Mais si la partie civile n'a pas formé l'opposition dans les vingtquatre heures, est-elle, à défaut d'élection de domicile, privée du droit de la former ultérieurement? Il est clair que le défaut d'un domicile réel ou élu dans le lieu où siège le tribunal emporte nécessairement l'omission de la notification de l'ordonnance; aussi l'article 68 porte que, « à défaut d'élection de domicile par la partie civile, elle ne pourra opposer le défaut de signification contre les actes qui auraient dû lui être signifiés aux termes de la loi». Mais de ce qu'elle ne peut opposer le défaut de notification, s'ensuit-il qu'elle soit déchue du droit d'opposition? Il faut répondre affirmativement l'élection de domicile a pour effet de ne faire courir le délai qu'à compter de la notification; c'est un bénéfice auquel la partie civile renonce lorsqu'elle ne fait pas cette élection; le délai reprend alors pour point de départ le jour même où l'ordonnance est rendue.
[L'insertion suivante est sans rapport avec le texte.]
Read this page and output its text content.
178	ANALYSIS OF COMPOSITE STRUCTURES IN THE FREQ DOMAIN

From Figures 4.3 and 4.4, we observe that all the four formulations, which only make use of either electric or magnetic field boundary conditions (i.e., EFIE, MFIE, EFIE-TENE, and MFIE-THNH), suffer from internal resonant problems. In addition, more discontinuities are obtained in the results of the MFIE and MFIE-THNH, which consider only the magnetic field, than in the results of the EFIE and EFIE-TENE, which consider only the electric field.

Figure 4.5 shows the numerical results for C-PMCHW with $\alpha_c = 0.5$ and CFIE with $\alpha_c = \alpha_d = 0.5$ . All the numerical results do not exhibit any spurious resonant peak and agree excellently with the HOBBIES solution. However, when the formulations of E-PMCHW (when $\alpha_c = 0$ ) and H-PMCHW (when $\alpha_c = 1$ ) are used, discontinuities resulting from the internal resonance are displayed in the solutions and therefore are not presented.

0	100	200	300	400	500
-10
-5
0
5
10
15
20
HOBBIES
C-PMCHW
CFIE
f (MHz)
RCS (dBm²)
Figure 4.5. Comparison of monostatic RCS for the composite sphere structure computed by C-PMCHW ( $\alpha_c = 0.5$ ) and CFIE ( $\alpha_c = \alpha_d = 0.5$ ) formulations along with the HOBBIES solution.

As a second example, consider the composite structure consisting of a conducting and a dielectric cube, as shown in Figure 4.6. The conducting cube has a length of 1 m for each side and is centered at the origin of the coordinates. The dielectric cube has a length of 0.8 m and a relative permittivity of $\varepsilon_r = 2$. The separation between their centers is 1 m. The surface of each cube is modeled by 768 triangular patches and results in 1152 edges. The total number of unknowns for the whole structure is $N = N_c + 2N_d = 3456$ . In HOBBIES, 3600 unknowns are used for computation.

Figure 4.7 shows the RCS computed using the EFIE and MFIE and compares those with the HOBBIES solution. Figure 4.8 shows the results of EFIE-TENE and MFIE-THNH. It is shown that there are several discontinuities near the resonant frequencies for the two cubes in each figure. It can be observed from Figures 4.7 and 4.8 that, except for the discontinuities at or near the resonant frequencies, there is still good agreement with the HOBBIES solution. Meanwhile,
Si l'on n'adoptait pas cette solution, il faudrait soutenir que le droit d'opposition de cette partie, qui n'aurait plus de point de départ, n'aurait d'autre terme que la prescription même de l'action, et que la mise en liberté du prévenu ou sa mise en jugement ne serait point un obstacle à l'exercice ultérieur d'un droit qui remettrait tout en question.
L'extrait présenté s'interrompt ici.